PAGA penalties are calculated per employee, per pay period — a structure that produces enormous theoretical maximums when many workers are affected over many pay periods. Labor Code section 2699(e)(2) lets a court award a lesser amount when the maximum would be unjust, arbitrary and oppressive, or confiscatory. The fight in Taduran was not whether the court could reduce the penalty, but how.
Taduran argued the reduction had to be applied on a per-pay-period basis — the same metric used to calculate maximum PAGA penalties — rather than the per-employee basis the trial court used for three of the four violations. The Court of Appeal disagreed. It held that section 2699(e)(2) supplies no formula for reducing the maximum; once the court calculates the maximum on a per-pay-period basis, it may bring that figure down by any reasonable method, whether a flat percentage, a per-pay-period figure, or a per-employee figure. In short, the Labor Code does not mandate any particular method for reducing a maximum PAGA penalty, and the trial court did not abuse its discretion by landing well below the statutory ceiling.
When Can a Court Apply a Negative Fee Multiplier?
The fee ruling may be the more practically significant part of the opinion. A negative multiplier is a reduction applied across the board to the lodestar — here, the court multiplied the baseline fee by 0.70. Taduran argued that this kind of cut must satisfy heightened scrutiny, meaning the trial court had to explain in detail its reasoning for selecting a 0.70 multiplier rather than some other multiplier.
The Court of Appeal noted that California appellate courts are split on whether heightened scrutiny applies to across-the-board fee cuts, an issue currently pending before the California Supreme Court in Cash v. County of Los Angeles. The court did not have to resolve the split: because the trial court gave specific, articulated reasons for the 0.70 multiplier, the reduction held up under either standard.
The trial court justified its .70 multiplier by considering:
- Past, lower billing rates. The lodestar used counsel’s current billing rates for work performed years earlier, when their rates were materially lower. The Court of Appeal held that a trial court may consider those lower past rates when applying a negative multiplier, so long as it does not count the same factor twice — once in the lodestar and again in the multiplier.
- Reasonable and expected skill in prosecuting the claims. The claims in this case were relatively straightforward and records-based. The trial court found that the skill of the attorneys was a neutral factor as to the multiplier.
- Limited success. Because the penalty award came in below one percent of what Taduran sought, the court weighed that limited degree of success against the fee. The Court of Appeal confirmed that in representative actions like PAGA, the percentage of recovery can properly support a negative multiplier.

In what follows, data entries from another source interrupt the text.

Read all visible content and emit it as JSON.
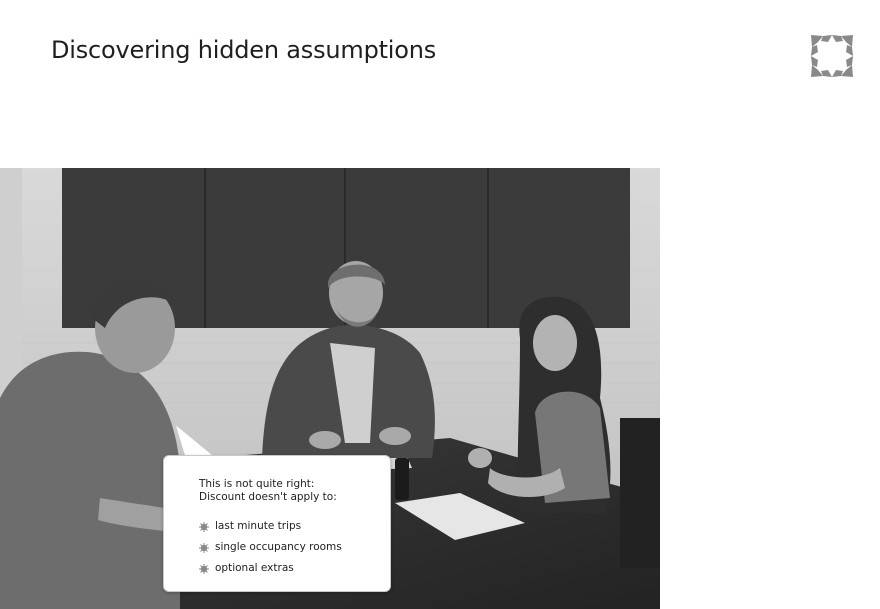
{
  "slide": {
    "title": "Discovering hidden assumptions",
    "logo_icon": "starburst-frame-icon"
  },
  "photo": {
    "description_icon": "meeting-photo"
  },
  "callout": {
    "line1": "This is not quite right:",
    "line2": "Discount doesn't apply to:",
    "items": [
      "last minute trips",
      "single occupancy rooms",
      "optional extras"
    ],
    "bullet_icon": "sparkle-bullet-icon"
  },
  "colors": {
    "text": "#1f1f1f",
    "logo_gray": "#8a8a8a",
    "background": "#ffffff"
  }
}
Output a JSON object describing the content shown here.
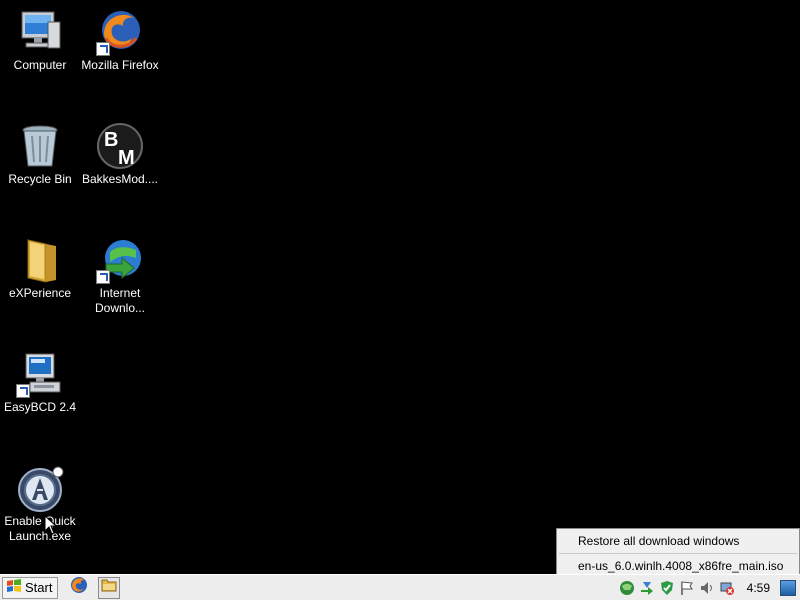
{
  "desktop": {
    "icons": [
      {
        "label": "Computer"
      },
      {
        "label": "Mozilla Firefox"
      },
      {
        "label": "Recycle Bin"
      },
      {
        "label": "BakkesMod...."
      },
      {
        "label": "eXPerience"
      },
      {
        "label": "Internet\nDownlo..."
      },
      {
        "label": "EasyBCD 2.4"
      },
      {
        "label": "Enable Quick\nLaunch.exe"
      }
    ],
    "background_color": "#000000"
  },
  "tray_menu": {
    "items": [
      {
        "label": "Restore all download windows"
      },
      {
        "label": "en-us_6.0.winlh.4008_x86fre_main.iso"
      }
    ]
  },
  "taskbar": {
    "start_label": "Start",
    "quick_launch": [
      "firefox-icon",
      "folder-icon"
    ],
    "tray_icons": [
      "network-icon",
      "download-icon",
      "shield-icon",
      "flag-icon",
      "volume-icon",
      "no-connection-icon"
    ],
    "clock": "4:59"
  }
}
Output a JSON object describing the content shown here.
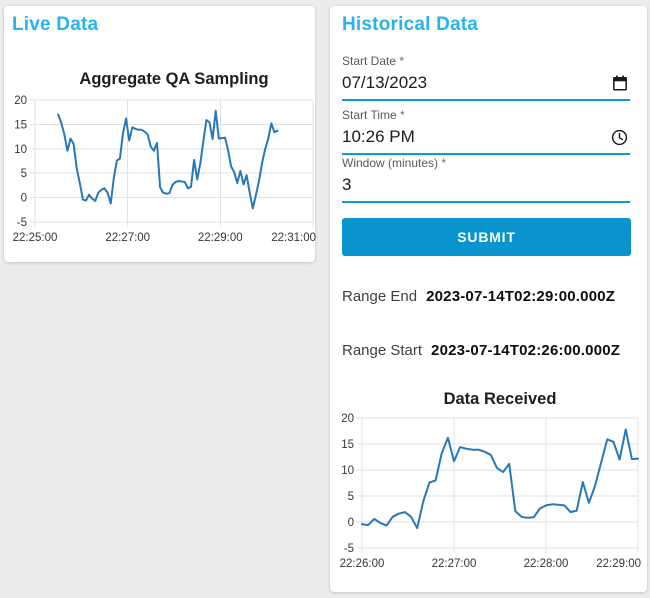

- The contingency risk. The trial court held that the contingency risk weighed in favor of an upward multiplier given the case lasted seven years, involved 1,500 attorney hours and nearly $100,000 in out-of-pocket litigation costs, but only slightly given that liability of certain claims was established over four years prior to the attorneys’ fees motion.
What Should California Employers Take Away?
- Courts have real flexibility to reduce PAGA penalties. Taduran confirms that a trial court may use any reasonable method to bring a maximum PAGA penalty down to a fair figure, and that even a very deep reduction from the statutory maximum can survive appeal when it is grounded in the facts.
- Sound pay practices matter. The reduction here rested on concrete findings — no lost wages on the wage-statement claim, good-faith calculation methods, prompt correction, and minimal actual underpayment. Employers who maintain accurate payroll practices and fix problems quickly are in a stronger position if a PAGA penalty is ever calculated.
- A large fee demand is not guaranteed. A high attorneys’ fee request paired with a small recovery can support a reduced fee award in PAGA and other representative actions — regardless of how the California Supreme Court ultimately resolves the heightened-scrutiny question in Cash.